Friday, 12 October 2018: 10:00 AM
Chuanping Sun, Ph.D. candidate , school of economics and finance, Queen Mary University of London, London, United Kingdom
In the past few decades, hundreds of anomaly variables have been proposed, claiming explanatory power for the cross-sectional average returns in stock market. Cochrane (2011) dubbed this phenomenon as the “factor zoo”. He further argues that the characteristic-related factors to explain the average returns are in disarray. This paper introduces a newly developed machine learning tool, OWL (ordered and weighted L1 norm regularization) to “regularize” this chaotic “factor zoo.” I believe this is the first time it has been applied in finance.

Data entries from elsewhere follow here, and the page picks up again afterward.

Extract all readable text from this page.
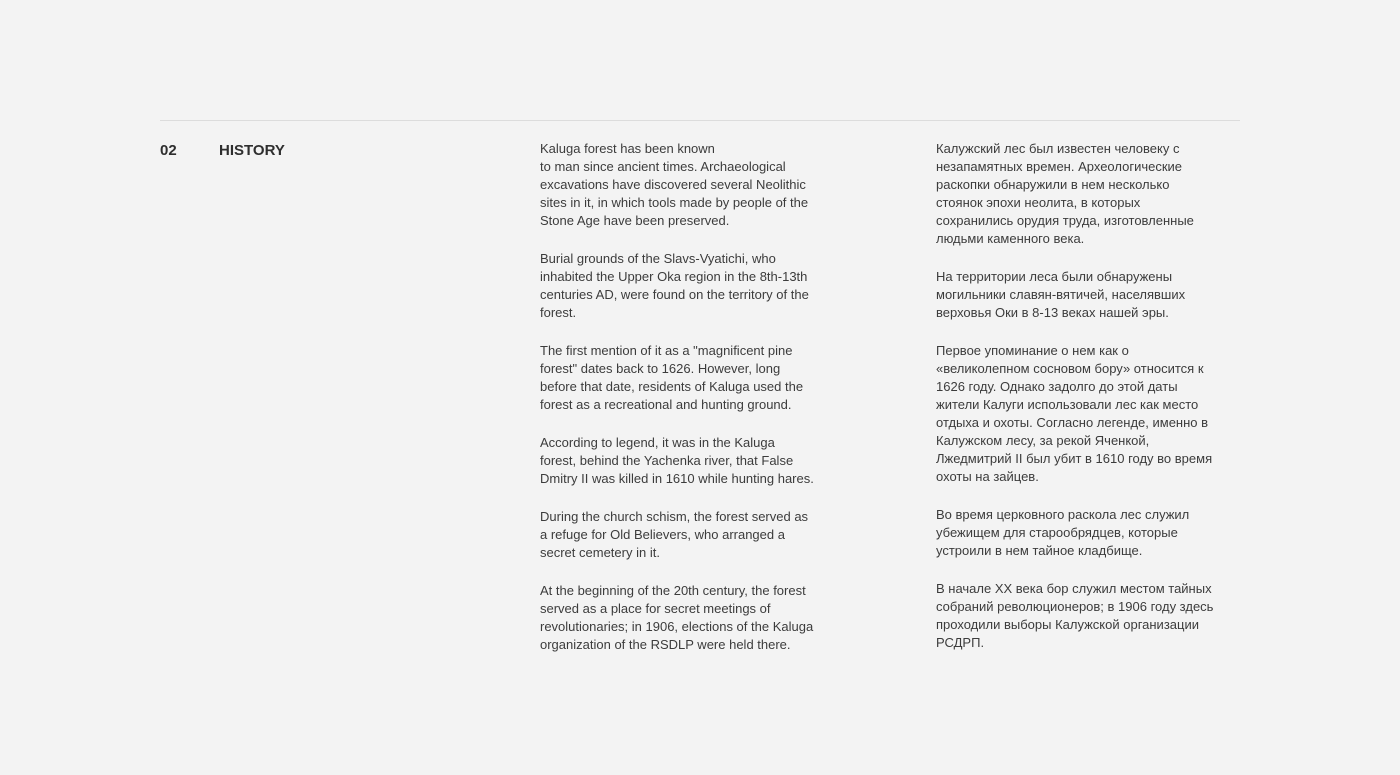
02	HISTORY	Kaluga forest has been known
to man since ancient times. Archaeological
excavations have discovered several Neolithic
sites in it, in which tools made by people of the
Stone Age have been preserved.

Burial grounds of the Slavs-Vyatichi, who
inhabited the Upper Oka region in the 8th-13th
centuries AD, were found on the territory of the
forest.

The first mention of it as a "magnificent pine
forest" dates back to 1626. However, long
before that date, residents of Kaluga used the
forest as a recreational and hunting ground.

According to legend, it was in the Kaluga
forest, behind the Yachenka river, that False
Dmitry II was killed in 1610 while hunting hares.

During the church schism, the forest served as
a refuge for Old Believers, who arranged a
secret cemetery in it.

At the beginning of the 20th century, the forest
served as a place for secret meetings of
revolutionaries; in 1906, elections of the Kaluga
organization of the RSDLP were held there.

Калужский лес был известен человеку с
незапамятных времен. Археологические
раскопки обнаружили в нем несколько
стоянок эпохи неолита, в которых
сохранились орудия труда, изготовленные
людьми каменного века.

На территории леса были обнаружены
могильники славян-вятичей, населявших
верховья Оки в 8-13 веках нашей эры.

Первое упоминание о нем как о
«великолепном сосновом бору» относится к
1626 году. Однако задолго до этой даты
жители Калуги использовали лес как место
отдыха и охоты. Согласно легенде, именно в
Калужском лесу, за рекой Яченкой,
Лжедмитрий II был убит в 1610 году во время
охоты на зайцев.

Во время церковного раскола лес служил
убежищем для старообрядцев, которые
устроили в нем тайное кладбище.

В начале XX века бор служил местом тайных
собраний революционеров; в 1906 году здесь
проходили выборы Калужской организации
РСДРП.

OWL differs from other machine learning tools in the way that it specifically allows for high correlations among anomaly variables- an important fact that is often neglected, which can cause severe complications in standard analytical tools like ordinary least squares (OLS) regression. I derive an appealing statistical property of OWL, that it can group together highly correlated factors by assigning them with the same coefficients. Monte Carlo simulation shows that OWL outperforms some alternative machine learning tools like LASSO and adaptive LASSO in a highly correlated setting. I also propose a select-and-test procedure to choose useful factors from the “factor zoo.” In the first step I use the OWL to obtain a sparse model. In the second step I employ a bootstrap testing procedure, in which I bootstrap the null hypothesis directly to validate each factor selected by OWL.

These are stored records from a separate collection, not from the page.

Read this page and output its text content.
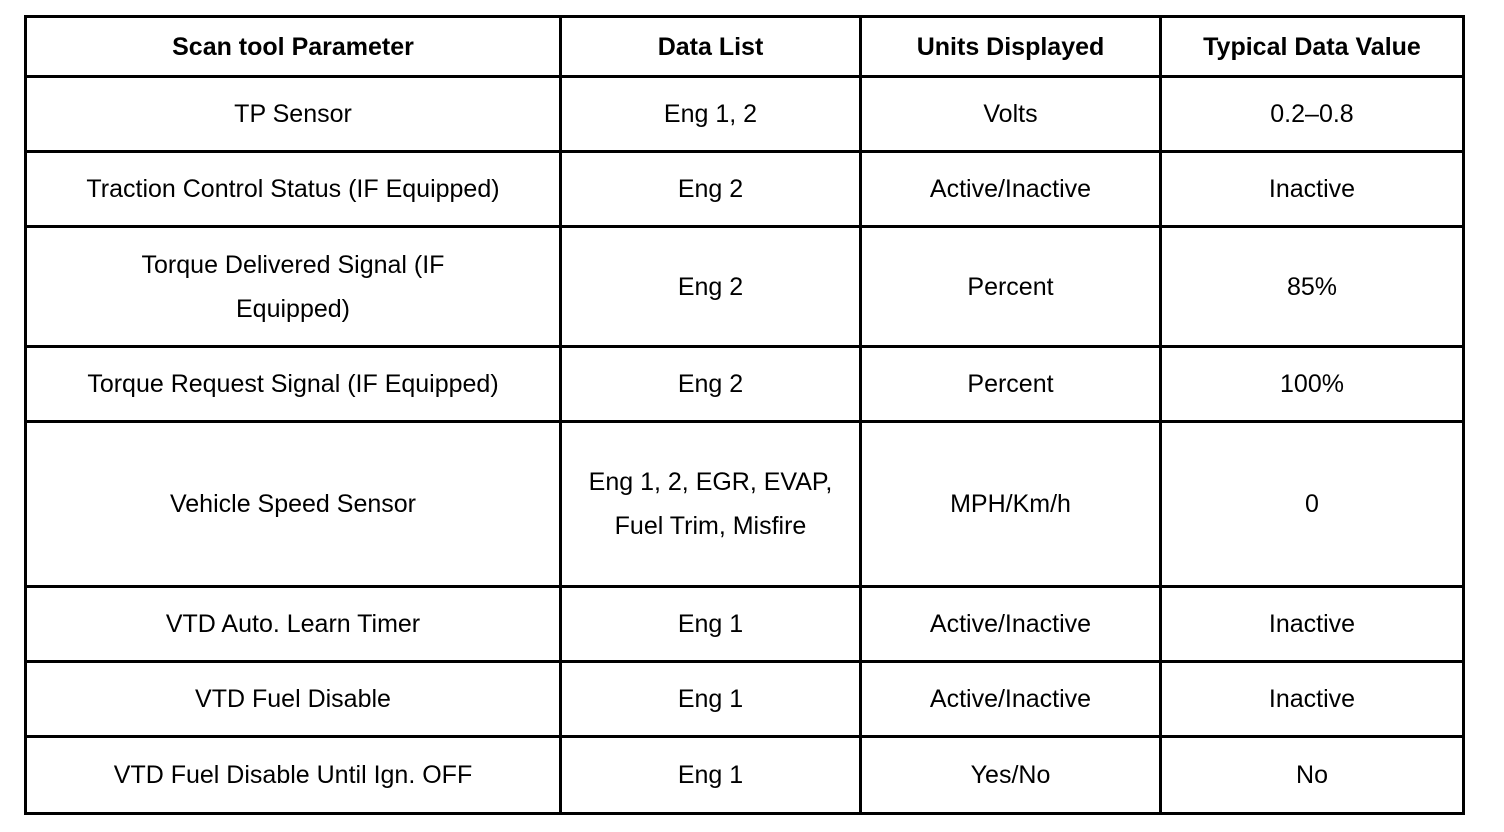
Scan tool Parameter	Data List	Units Displayed	Typical Data Value
TP Sensor	Eng 1, 2	Volts	0.2–0.8
Traction Control Status (IF Equipped)	Eng 2	Active/Inactive	Inactive
Torque Delivered Signal (IF Equipped)	Eng 2	Percent	85%
Torque Request Signal (IF Equipped)	Eng 2	Percent	100%
Vehicle Speed Sensor	Eng 1, 2, EGR, EVAP, Fuel Trim, Misfire	MPH/Km/h	0
VTD Auto. Learn Timer	Eng 1	Active/Inactive	Inactive
VTD Fuel Disable	Eng 1	Active/Inactive	Inactive
VTD Fuel Disable Until Ign. OFF	Eng 1	Yes/No	No
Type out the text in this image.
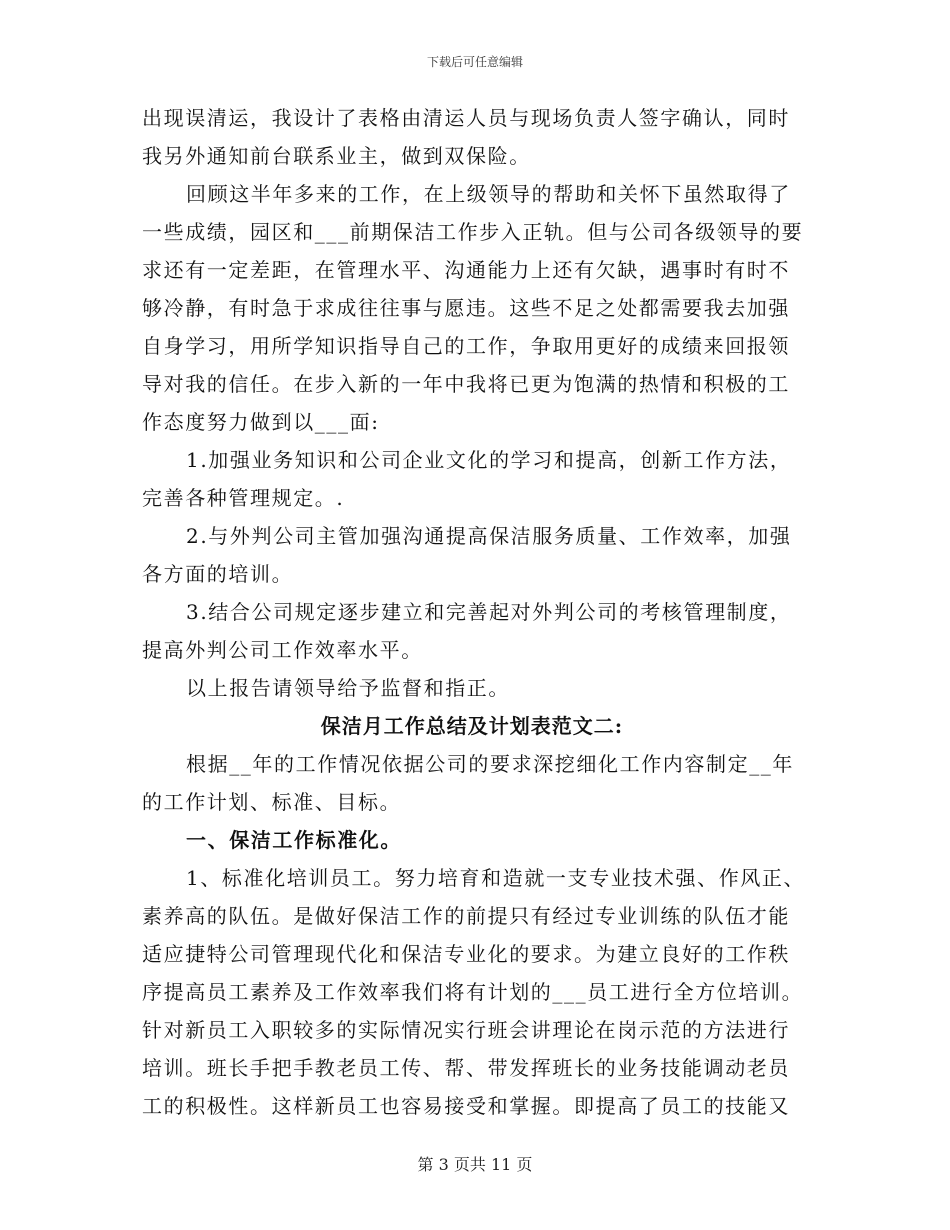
下载后可任意编辑
出现误清运，我设计了表格由清运人员与现场负责人签字确认，同时
我另外通知前台联系业主，做到双保险。
回顾这半年多来的工作，在上级领导的帮助和关怀下虽然取得了
一些成绩，园区和___前期保洁工作步入正轨。但与公司各级领导的要
求还有一定差距，在管理水平、沟通能力上还有欠缺，遇事时有时不
够冷静，有时急于求成往往事与愿违。这些不足之处都需要我去加强
自身学习，用所学知识指导自己的工作，争取用更好的成绩来回报领
导对我的信任。在步入新的一年中我将已更为饱满的热情和积极的工
作态度努力做到以___面:
1.加强业务知识和公司企业文化的学习和提高，创新工作方法，
完善各种管理规定。.
2.与外判公司主管加强沟通提高保洁服务质量、工作效率，加强
各方面的培训。
3.结合公司规定逐步建立和完善起对外判公司的考核管理制度，
提高外判公司工作效率水平。
以上报告请领导给予监督和指正。
保洁月工作总结及计划表范文二:
根据__年的工作情况依据公司的要求深挖细化工作内容制定__年
的工作计划、标准、目标。
一、保洁工作标准化。
1、标准化培训员工。努力培育和造就一支专业技术强、作风正、
素养高的队伍。是做好保洁工作的前提只有经过专业训练的队伍才能
适应捷特公司管理现代化和保洁专业化的要求。为建立良好的工作秩
序提高员工素养及工作效率我们将有计划的___员工进行全方位培训。
针对新员工入职较多的实际情况实行班会讲理论在岗示范的方法进行
培训。班长手把手教老员工传、帮、带发挥班长的业务技能调动老员
工的积极性。这样新员工也容易接受和掌握。即提高了员工的技能又
第 3 页共 11 页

Empirically, I construct 81 anomaly variables through the Center for Research in Security Prices (CRSP) and COMPUSTAT databases from over 2 million firm level observations, which cover 4506 stocks and range from January 1980 to December 2017. I use the value-weighted method, excluding micro stocks to compute the spread portfolios. I then construct 5 by 5 bi-variable sorted testing portfolios following that of Fama and French (1993, 2015). Specifically, I use “size” together with each of the remaining 80 anomaly variables to construct 25 portfolios and pool them together as testing portfolios. OWL estimation and bootstrap testing suggest that some liquidity factors play an important role in explaining the cross-sectional average returns in the stock market, and some profitability / investment factors are also significant in explaining average returns.

Further robustness checks show that OWL implied models outperform some prominent benchmarks like the Fama-French 5-factor , Carhart 4-factor and Q-theory models, on a broad range of criterion using the Sharpe Ratio, Hansen-Jagannathan Distance, Cross-sectional R squared, and GRS (Gibbons-Ross-Shanken) statistics.